The mention of the words reverse brick veneer or RBV are usually met with confusion as there is a perception with brick on the inside then plasterboard is exposed externally. To clarify, reverse brick veneer has brick on the internal wall and the external wall is clad in a material such as the fibre cement, timber or even metal sheeting.
Brick is used internally as it has high thermal mass meaning it absorbs and stores heat. Part of a good passive design strategy is having thermal mass located inside a house coupled with appropriate north facing windows. This combination can work to regulate internal house temperatures making the internal environment a comfortable temperature all year round thereby reducing the need to rely on mechanical means for heating and cooling.
It’s important the thermal mass is balanced with adequate glazing and shading. In winter the sun needs to enter so the mass can heat up, store the heat and re-radiate when the temperature drops outside.
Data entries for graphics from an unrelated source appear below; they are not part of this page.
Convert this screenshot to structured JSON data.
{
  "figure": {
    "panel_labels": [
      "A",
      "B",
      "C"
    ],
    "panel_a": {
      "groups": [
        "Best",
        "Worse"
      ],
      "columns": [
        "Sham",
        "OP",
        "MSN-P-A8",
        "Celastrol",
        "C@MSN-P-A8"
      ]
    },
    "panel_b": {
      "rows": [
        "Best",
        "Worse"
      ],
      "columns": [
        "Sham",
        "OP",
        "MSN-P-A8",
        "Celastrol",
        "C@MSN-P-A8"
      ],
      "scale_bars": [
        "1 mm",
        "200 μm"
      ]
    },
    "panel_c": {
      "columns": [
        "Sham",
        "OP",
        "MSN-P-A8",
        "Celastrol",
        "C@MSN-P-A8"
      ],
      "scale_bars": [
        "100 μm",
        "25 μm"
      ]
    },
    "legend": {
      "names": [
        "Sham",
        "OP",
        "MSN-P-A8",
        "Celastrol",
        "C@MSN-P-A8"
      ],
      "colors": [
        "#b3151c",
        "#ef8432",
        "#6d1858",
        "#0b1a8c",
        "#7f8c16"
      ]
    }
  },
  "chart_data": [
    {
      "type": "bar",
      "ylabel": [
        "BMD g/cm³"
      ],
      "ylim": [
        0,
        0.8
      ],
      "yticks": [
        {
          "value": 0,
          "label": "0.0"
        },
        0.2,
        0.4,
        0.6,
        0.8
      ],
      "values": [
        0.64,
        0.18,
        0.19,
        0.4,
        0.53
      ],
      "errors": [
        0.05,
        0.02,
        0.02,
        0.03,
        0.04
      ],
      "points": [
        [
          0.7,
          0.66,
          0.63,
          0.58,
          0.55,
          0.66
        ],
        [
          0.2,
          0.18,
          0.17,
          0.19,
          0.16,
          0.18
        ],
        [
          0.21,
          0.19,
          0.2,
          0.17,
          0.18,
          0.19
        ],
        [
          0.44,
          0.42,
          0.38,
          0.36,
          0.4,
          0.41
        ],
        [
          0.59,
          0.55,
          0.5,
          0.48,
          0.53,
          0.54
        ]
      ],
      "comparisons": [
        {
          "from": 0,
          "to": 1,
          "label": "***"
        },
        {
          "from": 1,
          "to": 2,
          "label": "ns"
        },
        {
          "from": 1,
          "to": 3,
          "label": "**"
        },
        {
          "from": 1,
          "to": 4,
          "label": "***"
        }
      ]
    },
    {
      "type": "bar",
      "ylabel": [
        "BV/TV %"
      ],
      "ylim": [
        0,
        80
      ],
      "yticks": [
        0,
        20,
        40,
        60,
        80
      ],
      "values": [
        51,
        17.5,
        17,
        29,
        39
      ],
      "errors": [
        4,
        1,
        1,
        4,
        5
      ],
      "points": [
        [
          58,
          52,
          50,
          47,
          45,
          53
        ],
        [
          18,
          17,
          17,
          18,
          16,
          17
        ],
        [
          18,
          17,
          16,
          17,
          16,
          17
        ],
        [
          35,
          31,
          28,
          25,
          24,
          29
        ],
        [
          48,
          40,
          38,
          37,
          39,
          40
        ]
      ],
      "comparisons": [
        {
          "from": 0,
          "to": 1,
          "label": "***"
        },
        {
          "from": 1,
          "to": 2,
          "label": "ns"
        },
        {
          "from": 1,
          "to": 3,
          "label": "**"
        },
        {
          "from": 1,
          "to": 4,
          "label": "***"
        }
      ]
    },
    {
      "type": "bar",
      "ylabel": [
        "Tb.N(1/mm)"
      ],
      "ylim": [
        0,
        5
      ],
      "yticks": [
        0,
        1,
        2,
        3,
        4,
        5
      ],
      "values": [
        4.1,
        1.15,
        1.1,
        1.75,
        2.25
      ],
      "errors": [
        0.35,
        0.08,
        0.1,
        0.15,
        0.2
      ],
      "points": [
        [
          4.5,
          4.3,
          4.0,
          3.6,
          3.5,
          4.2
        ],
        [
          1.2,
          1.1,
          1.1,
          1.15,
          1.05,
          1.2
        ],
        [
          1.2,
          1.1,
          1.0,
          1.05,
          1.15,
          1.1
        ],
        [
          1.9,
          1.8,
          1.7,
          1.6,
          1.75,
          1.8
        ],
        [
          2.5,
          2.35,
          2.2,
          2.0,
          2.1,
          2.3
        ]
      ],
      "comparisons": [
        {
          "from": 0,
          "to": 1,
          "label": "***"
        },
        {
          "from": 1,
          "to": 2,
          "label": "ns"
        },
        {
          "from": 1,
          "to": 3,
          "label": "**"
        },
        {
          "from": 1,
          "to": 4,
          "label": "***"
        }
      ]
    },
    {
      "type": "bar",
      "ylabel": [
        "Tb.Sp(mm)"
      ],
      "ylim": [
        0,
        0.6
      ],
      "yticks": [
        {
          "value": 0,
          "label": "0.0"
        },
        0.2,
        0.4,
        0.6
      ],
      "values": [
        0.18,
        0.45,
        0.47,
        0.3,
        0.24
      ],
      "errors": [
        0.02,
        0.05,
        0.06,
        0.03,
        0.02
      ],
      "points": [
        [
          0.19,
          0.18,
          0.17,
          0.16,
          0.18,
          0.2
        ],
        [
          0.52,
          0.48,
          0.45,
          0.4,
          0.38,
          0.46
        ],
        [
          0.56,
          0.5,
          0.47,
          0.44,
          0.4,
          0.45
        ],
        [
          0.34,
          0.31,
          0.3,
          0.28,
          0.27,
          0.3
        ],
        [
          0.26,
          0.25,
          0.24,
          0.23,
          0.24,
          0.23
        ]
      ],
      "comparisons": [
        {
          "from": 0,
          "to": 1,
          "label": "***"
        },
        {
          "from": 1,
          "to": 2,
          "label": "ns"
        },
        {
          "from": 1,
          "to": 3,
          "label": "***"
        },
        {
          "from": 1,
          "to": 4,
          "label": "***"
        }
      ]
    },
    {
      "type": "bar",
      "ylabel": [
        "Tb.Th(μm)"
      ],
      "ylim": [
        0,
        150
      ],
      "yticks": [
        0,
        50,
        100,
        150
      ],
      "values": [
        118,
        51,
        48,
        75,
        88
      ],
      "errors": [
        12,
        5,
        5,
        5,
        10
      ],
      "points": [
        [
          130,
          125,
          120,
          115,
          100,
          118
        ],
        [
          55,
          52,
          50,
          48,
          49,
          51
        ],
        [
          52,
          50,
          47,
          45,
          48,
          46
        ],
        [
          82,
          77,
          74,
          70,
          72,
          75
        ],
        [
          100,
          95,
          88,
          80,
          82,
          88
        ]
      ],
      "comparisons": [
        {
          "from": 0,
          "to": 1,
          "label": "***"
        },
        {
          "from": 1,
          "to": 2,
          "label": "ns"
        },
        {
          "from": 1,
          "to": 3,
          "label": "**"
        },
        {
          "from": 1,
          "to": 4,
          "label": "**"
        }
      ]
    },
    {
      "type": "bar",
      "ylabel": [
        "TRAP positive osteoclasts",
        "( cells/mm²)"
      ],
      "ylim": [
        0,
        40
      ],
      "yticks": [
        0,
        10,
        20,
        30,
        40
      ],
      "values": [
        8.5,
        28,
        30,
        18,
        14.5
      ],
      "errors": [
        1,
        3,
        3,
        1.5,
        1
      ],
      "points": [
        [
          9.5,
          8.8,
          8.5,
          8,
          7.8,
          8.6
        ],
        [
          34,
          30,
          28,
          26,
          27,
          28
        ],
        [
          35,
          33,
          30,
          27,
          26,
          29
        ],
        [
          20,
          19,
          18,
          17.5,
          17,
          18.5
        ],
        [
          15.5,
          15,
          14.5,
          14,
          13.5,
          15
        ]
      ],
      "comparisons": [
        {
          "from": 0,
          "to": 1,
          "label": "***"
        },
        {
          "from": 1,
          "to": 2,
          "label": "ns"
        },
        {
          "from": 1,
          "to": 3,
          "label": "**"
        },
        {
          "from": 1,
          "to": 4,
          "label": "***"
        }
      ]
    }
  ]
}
In summer the glazing needs to be adequately shaded to stop the mass from heating up and maintaining stable interior temperatures.
If brick is not to your liking, you can choose from other materials for mass such as blocks, mud brick, rammed earth or even concrete. The key to fully maximising the benefits of reverse brick veneer include insulating the mass so the thermal benefit is not wasted. Good practice with reverse brick veneer includes leaving a small gap between the internal brick and external insulated skin.
Unlike traditional brick veneer where having brick on the outside means a lot of wasted thermal mass, with reverse brick veneer you can have both a comfortable temperature all year round whilst taking advantage of a material that you can have fun with and is not limited to a paint colour.